Es curioso que el ministro Mayor Oreja, tan
locuaz y amante de los medios de comunicación, guarde hermético silencio en el
asunto del guineano muerto, y más curioso aún que la prensa apenas haya
reclamado su presencia y sus explicaciones. Parece como si el tema careciese de
la dimensión suficiente para recabar la atención del titular del departamento.
Cuestiones menores propias de comisarios o, como mucho, de delegados de
Gobierno.
Hay quienes, desde
luego, ponen todo su empeño en hacer pasar lo de Lanzarote como un hecho
anecdótico y singular, circunscrito a la posible actuación desmedida de unos
funcionarios poco cuidadosos. Llegan a afirmar incluso que la línea divisoria
entre la violencia, muchas veces necesaria para la detención de un delincuente,
y el abuso policial no es fácil de trazar. Se niegan a generalizar el caso y
convertirlo en materia política de primer orden. La transparencia informativa
en esta sociedad, dicen, es tal que sería imposible que existiesen otros
incidentes como éste y que la opinión pública no tuviese conocimiento inmediato
de ellos.
Antes que nada habría
que responder que un muerto tiene ya por sí mismo suficiente relevancia; pero
es que me temo, además, que el hecho no sea tan excepcional ni esta sociedad
tan transparente desde el punto de vista informativo como nos quieren hacer
creer. Si este caso ha saltado a la opinión pública es porque han convergido en
él toda una serie de variables que en otros pueden, por supuesto, no darse. En
primer lugar, el detenido ha fallecido, lo que no tiene por qué ser frecuente
ni siquiera en situaciones generalizadas de tortura y malos tratos policiales.

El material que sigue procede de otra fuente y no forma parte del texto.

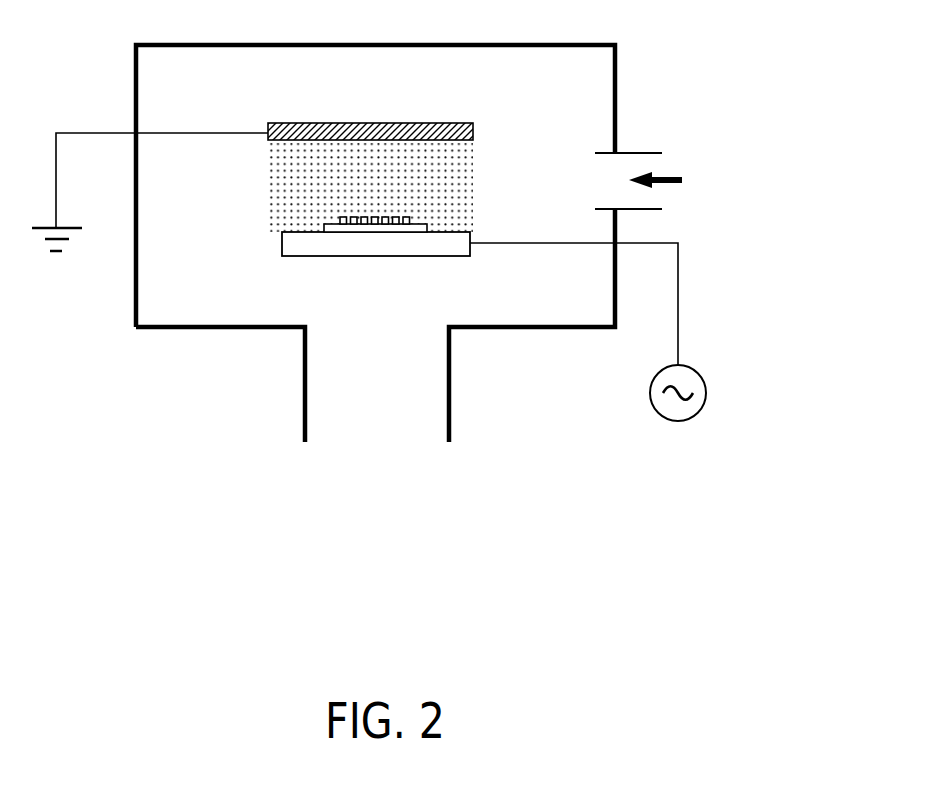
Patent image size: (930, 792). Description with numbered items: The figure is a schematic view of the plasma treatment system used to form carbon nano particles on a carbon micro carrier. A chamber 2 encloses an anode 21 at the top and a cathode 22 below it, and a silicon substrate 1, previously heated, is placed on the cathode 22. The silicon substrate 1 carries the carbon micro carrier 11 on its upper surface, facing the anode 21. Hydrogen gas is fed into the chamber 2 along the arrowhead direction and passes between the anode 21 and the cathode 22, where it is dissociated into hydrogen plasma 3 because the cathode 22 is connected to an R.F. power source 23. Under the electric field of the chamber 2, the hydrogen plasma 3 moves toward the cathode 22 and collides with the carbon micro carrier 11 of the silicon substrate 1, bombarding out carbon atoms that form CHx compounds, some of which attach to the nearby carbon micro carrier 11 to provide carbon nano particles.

The silicon substrate 1 is at (427, 228).
The carbon micro carrier 11 is at (409, 220).
The chamber 2 is at (615, 75).
The anode 21 is at (473, 128).
The cathode 22 is at (453, 252).
The hydrogen plasma 3 is at (462, 162).
The R.F. power source 23 is at (706, 393).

En segundo lugar, la víctima poseía familiares y amigos con el suficiente
coraje y ausencia de miedo para proseguir por su cuenta la investigación y
contratar los servicios de uno de los forenses más conocidos del país. Así y
todo, el suceso acaeció en mayo y ha pasado totalmente inadvertido hasta finales
de agosto.
Existen otros
indicios, por el contrario, que hacen saltar todas las señales de alarma y dan
al caso una importancia política de primera magnitud. La reacción de los mandos
policiales, de las autoridades gubernativas y de los propios compañeros,
especialmente representados en las declaraciones del Sindicato Unificado de
Policía, inducen a sospechar una actitud de complicidad y encubrimiento
difícilmente explicable si se tratase de un acontecimiento aislado y del
comportamiento execrable, pero excepcional, de unos funcionarios. Las mentiras,
las contradicciones, las rectificaciones y el oscurantismo mantenido por la
policía remiten a un corporativismo tan cerrado que sólo puede entenderse si la
actuación policial en este caso no está demasiado alejada de lo que es normal y
habitual a diario.
Sin duda es más
tranquilizador cerrar los ojos y mentirnos, pero hay preguntas que –después de
lo de Lasa y Zabala– no podemos eludir frívolamente: ¿continúan existiendo la
tortura y los malos tratos policiales en nuestra sociedad? ¿En qué medida han
cambiado las actitudes y hábitos del franquismo en los cuerpos de seguridad del
Estado? ¿O sólo han sido el nombre y el uniforme? Y, sobre todo, ¿cómo nuestro
sistema jurídico permite aún que el detenido permanezca 72 horas sin pasar a
disposición judicial en las dependencias policiales, incomunicado y sin ayuda
letrada, plazo que difícilmente encuentra similitud en otro país democrático?
Resulta curioso, sí,
que sean precisamente aquellos tertulianos y comentaristas que reaccionan con
virulencia contra cualquier medida económica o fiscal del Estado que pueda
afectar a los intereses pecuniarios de los ciudadanos, los que después se
muestren tan lasos cuando las actuaciones públicas inciden sobre la integridad
física o incluso la vida. Claro que pensarán que entonces se trata únicamente
de delincuentes y guineanos.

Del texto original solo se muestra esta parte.